Был срочно созван военный совет, чтобы разработать дальнейшую линию поведения.
Прежде всего предупредили банк: никаких денег по этому документу не выдавать.
Затем запросили юридический совет: «Предположим, я подписал один документ, дающий теперь его обладателю неограниченные полномочия, как выйти из этого положения?»
На всякий случай совет подготовил Бретту акт о расторжении договора и текст заявления о вымогательстве подписи, которое при первых же признаках тревоги будет передано в суд.
Кроме того, юрист, имевший связи в полиции, добился розысков Квоты по всем гостиницам города.
Через полчаса сам Квота позвонил из гостиницы «Хилтон комодор».
– Ну, в чем дело? Вы разыскиваете меня через полицию?
– То есть… хм… да нет… мы только хотели бы знать…
Совершенно запутавшись, Бретт нашел единственный выход из положения: он закашлялся. Прочистив наконец горло, он спросил:
– Но раз вы уж позвонили, дорогой Квота, скажите пожалуйста… Мне хотелось знать… что я подписал?
– Разве я вам не говорил? Просто временное обязательство.
– А… а в чем, собственно, я даю обязательство? Вы бы не могли прочесть мне текст?
– Конечно, могу. Он весьма краток.
Небольшая пауза, затем голос Квоты:
– Я, нижеподписавшийся, обязуюсь сотрудничать с сеньором Квотой, проживающим в гостинице «Хилтон комодор», в Хавароне, с целью эксперимента, а в случае успеха также внедрения на предприятиях фирмы «Фрижибокс» его торгового метода. Подпись: Самюэль Бретт – генеральный директор.
– Это все?
– Все.
От радости Бретт чуть не пустился в пляс, но вовремя вспомнил, что при племяннице и Каписте звонил главному бухгалтеру банка и в юридический совет. Не удержавшись, он на всякий случай спросил Квоту:
– А вы… по-прежнему не хотите мне сказать, когда придете?
– Чуточку терпения, дорогой друг.
Целую неделю терпение Бретта подвергалось серьезному испытанию: Квота не подавал признаков жизни.
Однако установленная благодаря юристу тайная слежка обнаружила, что всю эту неделю Квота не покидал гостиницы «Хилтон комодор», а если и выходил, то крайне редко, что там он и питался, судя по всему, сидел в номере и чертил какие-то планы – так, во всяком случае, определил его занятия коридорный, увидев кучу разбросанных листов бумаги.
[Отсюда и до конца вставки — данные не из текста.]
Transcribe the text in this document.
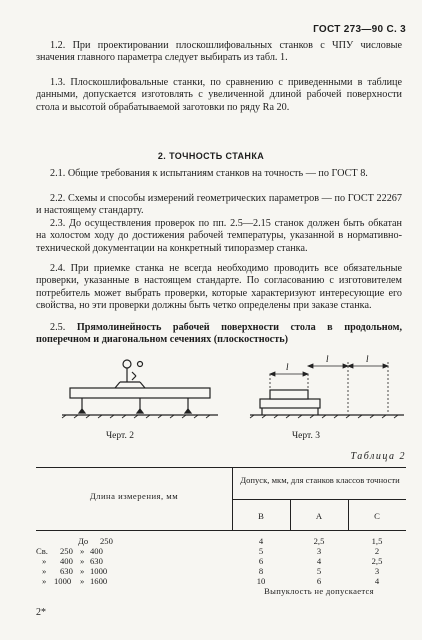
ГОСТ 273—90 С. 3
1.2. При проектировании плоскошлифовальных станков с ЧПУ числовые значения главного параметра следует выбирать из табл. 1.
1.3. Плоскошлифовальные станки, по сравнению с приведенными в таблице данными, допускается изготовлять с увеличенной длиной рабочей поверхности стола и высотой обрабатываемой заготовки по ряду Ra 20.
2. ТОЧНОСТЬ СТАНКА
2.1. Общие требования к испытаниям станков на точность — по ГОСТ 8.
2.2. Схемы и способы измерений геометрических параметров — по ГОСТ 22267 и настоящему стандарту.
2.3. До осуществления проверок по пп. 2.5—2.15 станок должен быть обкатан на холостом ходу до достижения рабочей температуры, указанной в нормативно-технической документации на конкретный типоразмер станка.
2.4. При приемке станка не всегда необходимо проводить все обязательные проверки, указанные в настоящем стандарте. По согласованию с изготовителем потребитель может выбрать проверки, которые характеризуют интересующие его свойства, но эти проверки должны быть четко определены при заказе станка.
2.5. Прямолинейность рабочей поверхности стола в продольном, поперечном и диагональном сечениях (плоскостность)
l
l	l
Черт. 2	Черт. 3
Таблица 2
Длина измерения, мм
Допуск, мкм, для станков классов точности
В	А	С
До 250	4	2,5	1,5
Св. 250 » 400	5	3	2
» 400 » 630	6	4	2,5
» 630 » 1000	8	5	3
» 1000 » 1600	10	6	4
Выпуклость не допускается
2*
Дни этого затянувшегося ожидания были, пожалуй, самыми тяжелыми в жизни Бретта. То и дело он переходил от ничем не оправданного оптимизма к полному отчаянию. В нем боролись два человека: один – делец, энергичный, сгорающий от нетерпения ринуться в авантюру, которая, несмотря на риск, могла привести к грандиозному успеху; другой – осторожный директор, которого пугал этот риск и который от всего сердца желал, чтобы все оставалось по-старому.
Флоранс пыталась успокоить дядю. Но у нее в силу сложных причин, в которых она и сама-то не слишком разбиралась, настроение тоже то падало, то неожиданно подымалось. Что же касается Каписты, то на лице его сохранялась скептическая усмешка, красноречиво говорившая о том, что думает лично он обо всей этой истории.
И вот, как-то во вторник утром, никого заранее не оповестив, с самым безмятежным видом появился Квота, держа под мышкой туго набитый портфель.
– Наконец-то! – воскликнула Флоранс и побежала предупредить дядю.
Он сидел с удрученным видом: вместе с главным бухгалтером они изучали цифры, предвещавшие неминуемую катастрофу. Количество холодильников на складах фирмы возросло, а денежные фонды почти полностью иссякли. Через два месяца, самое большое, придется увольнять рабочих и закрыть по крайней мере один из трех цехов.
– Квота пришел, – сказала Флоранс.
– А-а! – Бретт неопределенно вздохнул.
И на этот раз директор не знал, радоваться ли ему или ужасаться появлению Квоты. Итак, настал решающий час. Главное – мужаться. В душе его теплилась надежда, вместе с ней зрел и ужас.
Флоранс вела его почти насильно. Он вошел вслед за племянницей в ее кабинет, где Квота, бесцеремонно очистив письменный стол от всевозможных бумаг и папок, разложил свои чертежи.
– Здравствуйте. Садитесь, – сказал он директору.